Özellikle, 12 Haziran 2011 genel seçimleri arifesinde tanıdığım bir hanımefendi var ki onu tanıyorsunuz; sigortacı, sıkı bir CHP’li ve tartışılmaz gönül dostu.
Bir bayan olarak, bayanların dilinden ancak biz anlarız. Onların giyimleri, tavırları, mimikleri bile bir bayan tarafından daha net gözlemlenir, yorumlanır.
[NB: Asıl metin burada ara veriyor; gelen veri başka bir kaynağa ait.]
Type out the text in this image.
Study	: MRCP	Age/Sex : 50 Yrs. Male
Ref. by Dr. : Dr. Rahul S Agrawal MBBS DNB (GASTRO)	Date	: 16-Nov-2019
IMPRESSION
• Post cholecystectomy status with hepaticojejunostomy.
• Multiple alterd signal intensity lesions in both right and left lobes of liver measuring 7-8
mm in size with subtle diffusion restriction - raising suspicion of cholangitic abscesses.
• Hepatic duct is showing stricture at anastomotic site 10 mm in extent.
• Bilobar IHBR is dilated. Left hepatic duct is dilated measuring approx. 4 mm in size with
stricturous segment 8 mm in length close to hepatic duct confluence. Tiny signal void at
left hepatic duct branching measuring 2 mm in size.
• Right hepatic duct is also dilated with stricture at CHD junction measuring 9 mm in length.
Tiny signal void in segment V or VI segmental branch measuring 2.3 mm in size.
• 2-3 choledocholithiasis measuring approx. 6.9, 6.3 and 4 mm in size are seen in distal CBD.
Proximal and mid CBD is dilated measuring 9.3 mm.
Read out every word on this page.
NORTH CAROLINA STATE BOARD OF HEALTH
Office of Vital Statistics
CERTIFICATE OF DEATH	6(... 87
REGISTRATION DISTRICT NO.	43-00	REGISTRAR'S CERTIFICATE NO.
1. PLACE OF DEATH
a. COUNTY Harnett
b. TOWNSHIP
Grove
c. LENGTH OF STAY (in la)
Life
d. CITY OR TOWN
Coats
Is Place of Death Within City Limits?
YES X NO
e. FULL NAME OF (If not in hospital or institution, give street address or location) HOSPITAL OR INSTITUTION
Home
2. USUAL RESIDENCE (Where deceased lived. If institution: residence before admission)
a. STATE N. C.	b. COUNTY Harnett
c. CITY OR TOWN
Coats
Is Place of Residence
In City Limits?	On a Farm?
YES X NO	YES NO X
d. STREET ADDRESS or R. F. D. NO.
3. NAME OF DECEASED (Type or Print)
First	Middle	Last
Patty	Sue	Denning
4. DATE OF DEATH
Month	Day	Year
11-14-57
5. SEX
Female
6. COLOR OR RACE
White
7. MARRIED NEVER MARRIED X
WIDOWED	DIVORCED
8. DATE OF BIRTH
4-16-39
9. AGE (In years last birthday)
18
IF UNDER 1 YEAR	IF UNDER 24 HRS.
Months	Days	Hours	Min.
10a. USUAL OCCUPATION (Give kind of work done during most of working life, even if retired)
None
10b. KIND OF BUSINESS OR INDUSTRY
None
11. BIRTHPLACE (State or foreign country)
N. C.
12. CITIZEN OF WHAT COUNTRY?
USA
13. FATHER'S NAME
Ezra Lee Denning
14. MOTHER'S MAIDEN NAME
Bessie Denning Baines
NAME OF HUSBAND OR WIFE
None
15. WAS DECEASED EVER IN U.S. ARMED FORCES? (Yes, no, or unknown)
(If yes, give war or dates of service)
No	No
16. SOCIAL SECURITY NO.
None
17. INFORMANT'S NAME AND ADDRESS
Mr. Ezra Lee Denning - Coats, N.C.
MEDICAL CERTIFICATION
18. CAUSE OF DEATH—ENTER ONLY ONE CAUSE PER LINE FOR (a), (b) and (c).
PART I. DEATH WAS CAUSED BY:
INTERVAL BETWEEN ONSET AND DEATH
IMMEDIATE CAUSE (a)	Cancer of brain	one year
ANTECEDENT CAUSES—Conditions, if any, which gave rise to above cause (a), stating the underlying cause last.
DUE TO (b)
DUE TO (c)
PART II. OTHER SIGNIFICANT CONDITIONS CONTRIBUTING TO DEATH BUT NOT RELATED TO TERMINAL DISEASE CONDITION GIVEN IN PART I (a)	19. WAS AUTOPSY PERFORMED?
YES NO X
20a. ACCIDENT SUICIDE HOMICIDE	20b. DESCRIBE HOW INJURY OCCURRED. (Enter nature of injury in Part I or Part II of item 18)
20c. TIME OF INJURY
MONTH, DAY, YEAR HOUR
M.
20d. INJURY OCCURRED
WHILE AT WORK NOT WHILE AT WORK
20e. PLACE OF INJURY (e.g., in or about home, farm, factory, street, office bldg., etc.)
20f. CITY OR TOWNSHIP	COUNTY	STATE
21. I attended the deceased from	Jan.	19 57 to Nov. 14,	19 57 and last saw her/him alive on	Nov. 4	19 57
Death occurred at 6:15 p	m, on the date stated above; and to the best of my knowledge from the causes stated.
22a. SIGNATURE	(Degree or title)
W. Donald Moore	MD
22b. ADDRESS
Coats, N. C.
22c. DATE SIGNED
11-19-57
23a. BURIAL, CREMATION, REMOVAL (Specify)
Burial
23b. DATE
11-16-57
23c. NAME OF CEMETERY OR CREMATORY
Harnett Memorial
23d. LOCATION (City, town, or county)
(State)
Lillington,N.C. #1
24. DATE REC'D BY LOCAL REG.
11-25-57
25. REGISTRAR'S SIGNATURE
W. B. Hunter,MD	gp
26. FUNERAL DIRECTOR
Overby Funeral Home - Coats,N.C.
Bu açıdan bakıldığında, önümüzdeki ay yapılacak olan CHP İl Kongresinde, il başkanlığı için adı en çok geçen sigortacı hanımefendi Ülkü Eren için birkaç sözüm olacak.
Partide nefer arıyorsanız, ilki akla gelen isim olan Ülkü Eren’in, Mayıs ortalarında yapılacağı tahmin edilen il kongresinde başkanlık için adaylığını koyması için çevresinden, tabandan ve delegelerden yoğun baskı olduğunu biliyorum. Kulağımıza da gelmedi değil, taban Ülkü Eren’i istiyor.
NEDEN ÜLKÜ EREN?
Bir kere, gerçek ve sıkı partili olma ötesinde, mesleğini de içine alacak şekilde zikrediyorum, dürüst kişilik.
Mesleki sabıkası yok. Üstelik de bağlı olduğu sigorta şirketinden ödüller alan bir kardeşimiz.
Siyasi sabıkası olmadı, olması da mümkün değil.
Herkesi kucaklayacak, partideki kırgınları ve kızgınları bir araya getirecek, barıştıracak yapıya, karaktere ve özveriye sahip.
İnsanları dinleyen, onların her derdine derman olmaya çalışan bir karakter sahibi ki, insanlar arasında renk, doku ve cinsiyet ayrımı yapmadan, temelden gelen particiliğinin verdiği cesaretle herkese eşit mesafede olan bir insanın, 500 bin nüfuslu şehirde il başkanı olmasından gayri ne olabilir ki…
PARTİLİLER VE DELEGELER NE DİYOR?
Galip Yılışın’ın aday olmayacağı kesin. Tabi CHP’de il başkanlığı yapmak, ateşten gömlek giymeye benzer ki, tanıdığımız Ülkü Eren, bu gömleği giymeye çok niyetli, hevesli ve bu büyük sorumluluğun üstesinden gelebilecek biri.
Mutlaka Yılışın’dan sonra bu koltuğa oturmak isteyen isimler de çıkacak.
Bu doğal.
İktidarı düşünen, ana muhalefet partisinin en güçlü ayağı olan Kahramanmaraş gibi bir şehirde dağılan, küsen tarafları bir araya getirebilmek ancak bir bayanın kapsama alanına girecek bir hareket.
Ben bu sitenin, Özgür Haber Gazetesi’nin sahibi olarak, hemcinsime destek vermeye hazırım. Şuna inandım ve inanıyorum ki, Ülkü Eren, Yılışın’dan boşalacak koltuğu doldurabilecek bir donanıma, potansiyele sahip.
Tabi partililerle, delegelerle de konuştuğumuzda, onların da ilk dillendirdiği isim Ülkü Eren olmuştur. Galip Yılışın’dan sıdkını sıyıran, onun başkanlı ile irtifa kaybına uğrayan partide toparlayıcı ismin Ülkü Eren olduğunu söylemeleri, beni bu yazıyı yazmaya zorladı, mecbur bıraktı.
Biz şahıslara göre değil, tabana ve delegelerin gönlüne hitap edecek, onların yüreğine nakış nakış işlenecek adayın Ülkü Eren olduğuna inandığımız için bu satırları yazdık.
Tabanda istediğine göre, geriye sayın Eren’in çıkıp “ben de adayım!” demesi kalıyor ki, onu da bugün-yarın açıklayacağına canı gönülden inanıyorum.